Operation Peace for Galilee, the longest Israeli war since indepedence, has been unique in other respects. ''There is no jubilation now, not even a sense of relief,'' says one Israeli official. ''Even if the government counts it a victory. There have been no songs written for this war.''

Several factors account for the lack of gut emotion inspired by this war. It was fought at a distance from Israel and it did not involve Israel's survival. Perhaps most important, its shifting aims as defined by the government has made it difficult to judge whether the war was a ''success.''

The original goal of the war, as Prime Minister Menachem Begin wrote President Ronald Reagan on June 6, was to push back the Palestine Liberation Organization 24 miles north of Israel's border providing a ''cordon sanitaire'' to protect Israel's northern settlements from PLO shelling. So far, this appears to have been achieved.

On the plus side of the ''heshbon,'' Israeli officials also note the stunning Israeli victory over the Syrians - 80 planes shot down with almost no losses - and the achievements of Israeli technology which this evidenced. Such achievements are likely to be reflected in increased Israeli arms sales abroad. (Victories against Palestinian forces, whom many Israeli soldiers say fought ''well'' are not considered indicative of military advances since the Palestinians lacked aircraft and were vastly outgunned.)

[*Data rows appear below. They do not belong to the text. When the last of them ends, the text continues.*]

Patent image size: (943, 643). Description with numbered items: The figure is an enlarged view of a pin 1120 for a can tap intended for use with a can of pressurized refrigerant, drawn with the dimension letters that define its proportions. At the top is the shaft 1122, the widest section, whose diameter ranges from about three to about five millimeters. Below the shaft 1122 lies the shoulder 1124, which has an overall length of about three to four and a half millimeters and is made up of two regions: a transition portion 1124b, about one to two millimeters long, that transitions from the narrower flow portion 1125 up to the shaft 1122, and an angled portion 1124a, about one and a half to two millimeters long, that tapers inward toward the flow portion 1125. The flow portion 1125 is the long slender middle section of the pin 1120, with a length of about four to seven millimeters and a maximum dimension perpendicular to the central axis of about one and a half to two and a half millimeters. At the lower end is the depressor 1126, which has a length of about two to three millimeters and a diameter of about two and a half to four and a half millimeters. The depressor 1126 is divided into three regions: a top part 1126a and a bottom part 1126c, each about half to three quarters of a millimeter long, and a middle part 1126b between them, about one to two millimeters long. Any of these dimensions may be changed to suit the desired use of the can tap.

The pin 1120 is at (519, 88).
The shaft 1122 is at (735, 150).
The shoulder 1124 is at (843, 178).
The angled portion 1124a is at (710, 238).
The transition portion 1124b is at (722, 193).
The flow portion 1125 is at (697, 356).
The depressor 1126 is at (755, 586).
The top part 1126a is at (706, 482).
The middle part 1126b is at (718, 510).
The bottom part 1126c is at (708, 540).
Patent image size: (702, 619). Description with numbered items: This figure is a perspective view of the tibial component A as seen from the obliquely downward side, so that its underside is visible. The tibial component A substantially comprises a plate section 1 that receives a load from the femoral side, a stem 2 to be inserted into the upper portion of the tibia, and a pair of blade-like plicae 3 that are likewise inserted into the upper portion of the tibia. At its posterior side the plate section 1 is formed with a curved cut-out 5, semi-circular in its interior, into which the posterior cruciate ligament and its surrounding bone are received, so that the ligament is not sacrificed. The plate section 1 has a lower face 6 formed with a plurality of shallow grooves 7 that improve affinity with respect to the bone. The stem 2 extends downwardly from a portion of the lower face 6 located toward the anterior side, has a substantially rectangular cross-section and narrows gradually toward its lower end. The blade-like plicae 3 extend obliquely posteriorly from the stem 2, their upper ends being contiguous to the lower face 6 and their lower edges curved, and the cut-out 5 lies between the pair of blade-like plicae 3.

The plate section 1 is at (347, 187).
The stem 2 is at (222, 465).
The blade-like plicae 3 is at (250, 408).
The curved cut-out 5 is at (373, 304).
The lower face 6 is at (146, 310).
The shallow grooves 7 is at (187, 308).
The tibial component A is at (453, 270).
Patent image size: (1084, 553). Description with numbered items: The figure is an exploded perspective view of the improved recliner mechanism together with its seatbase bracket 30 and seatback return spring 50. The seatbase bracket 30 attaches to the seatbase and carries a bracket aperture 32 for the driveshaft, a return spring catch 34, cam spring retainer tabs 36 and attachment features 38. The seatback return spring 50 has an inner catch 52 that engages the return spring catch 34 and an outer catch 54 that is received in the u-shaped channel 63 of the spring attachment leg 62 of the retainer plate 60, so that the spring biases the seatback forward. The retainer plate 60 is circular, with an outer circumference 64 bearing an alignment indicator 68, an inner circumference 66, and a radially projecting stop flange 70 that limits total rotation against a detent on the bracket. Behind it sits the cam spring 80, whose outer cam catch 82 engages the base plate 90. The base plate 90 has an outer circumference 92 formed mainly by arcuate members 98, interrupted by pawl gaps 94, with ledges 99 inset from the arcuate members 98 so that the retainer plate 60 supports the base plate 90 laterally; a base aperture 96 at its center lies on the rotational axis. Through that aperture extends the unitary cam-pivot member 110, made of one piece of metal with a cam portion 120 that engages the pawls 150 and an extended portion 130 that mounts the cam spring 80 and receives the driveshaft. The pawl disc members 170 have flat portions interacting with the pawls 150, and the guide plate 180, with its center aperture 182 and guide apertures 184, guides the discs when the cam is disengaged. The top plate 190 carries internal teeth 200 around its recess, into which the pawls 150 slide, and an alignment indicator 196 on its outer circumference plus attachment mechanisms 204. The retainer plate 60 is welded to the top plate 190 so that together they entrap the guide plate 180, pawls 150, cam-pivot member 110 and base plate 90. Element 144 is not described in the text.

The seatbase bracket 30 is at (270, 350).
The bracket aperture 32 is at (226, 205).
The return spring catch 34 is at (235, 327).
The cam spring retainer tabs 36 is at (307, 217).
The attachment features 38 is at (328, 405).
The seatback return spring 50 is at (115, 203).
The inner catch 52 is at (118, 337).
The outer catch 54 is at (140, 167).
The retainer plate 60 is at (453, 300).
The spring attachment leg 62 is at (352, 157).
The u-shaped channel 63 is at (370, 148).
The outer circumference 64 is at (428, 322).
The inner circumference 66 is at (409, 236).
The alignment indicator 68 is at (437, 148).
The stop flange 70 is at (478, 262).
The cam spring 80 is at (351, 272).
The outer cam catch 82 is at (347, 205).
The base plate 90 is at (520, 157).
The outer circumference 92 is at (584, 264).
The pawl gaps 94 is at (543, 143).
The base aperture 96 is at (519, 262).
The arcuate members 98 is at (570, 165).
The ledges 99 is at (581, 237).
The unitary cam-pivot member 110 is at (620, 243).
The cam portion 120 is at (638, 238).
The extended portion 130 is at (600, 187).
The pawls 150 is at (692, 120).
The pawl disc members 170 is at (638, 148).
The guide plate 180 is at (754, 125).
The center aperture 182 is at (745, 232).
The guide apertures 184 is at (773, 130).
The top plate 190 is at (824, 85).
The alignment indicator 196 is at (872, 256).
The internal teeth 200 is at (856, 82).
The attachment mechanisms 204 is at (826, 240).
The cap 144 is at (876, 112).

But Israeli government aims, as stated publicly, quickly switched to - or as many observers here contend, originally sought - destruction of PLO political and military infrastructure and eviction of the PLO from Beirut. Prime Minister Begin in frequent bursts of hyperbole, stressed that ''every terrorist'' would leave Beirut, and informed American Christian visitors on August 12 that ''we entered Lebanon to get rid of international terror.'' Foreign Minister Yitzhak Shamir told Israelis on August 11, ''We feel that after its crushing defeat in Lebanon, it (the PLO) must disappear from the political stage in the Middle East.''

The Israeli public already doubts that these goals were achieved. A Dahaf Research Institute poll taken during the first week in August shows that 76 percent of the public believes the war did not wipe out the problem of ''Palestinian terror.''

''Deep in our hearts we know we only bought time,'' says one university professor.

Moreover, many newspaper columnists now question whether the PLO in military defeat may reap political benefits as world, and US, attention now focus on a solution to the overall Palestinan problem.

Still, this war had the general backing of the Israeli public. The same Dahaf poll shows that 75 per cent of Israelis thought the war was worthwhile, even considering the loss of 320 Israeli soldiers, a tragedy for a country of less than 4 million. The poll also indicated that the ruling Likud government would today win an absolute parliamentary majority of 61 seats out of 120 (as opposed to 51 seats just before the war) while the opposition Labor party slipped to 38 seats.

But behind that flat figure, the poll reflects bitter domestic schisms, one high cost of this war. Thirty-five percent of those questioned wanted a more hawkish campaign, with Israel entering Beirut and presumably wiping out the PLO. But 23 percent said Israel should't have gone beyond the initial 45 kilometers and another 13 percent believed Israel should never have gone as far as Beirut .

In making the ''heshbon,'' it is this skeptical one-third of the public who have been most vocal about the costs of the war. Comprising mainly supporters of Labor or Left-Liberal splinter parties, ethnically predominantly of European stock, and often highly educated, they have been officially dubbed ''the third'' in a much discussed newspaper article by onetime Labor Party Secretary General Arieh (Lova) Eliav. He wrote that in the future Israel can expect a government ''of the two-thirds.'' The divide between the two has only been exacerbated by this war.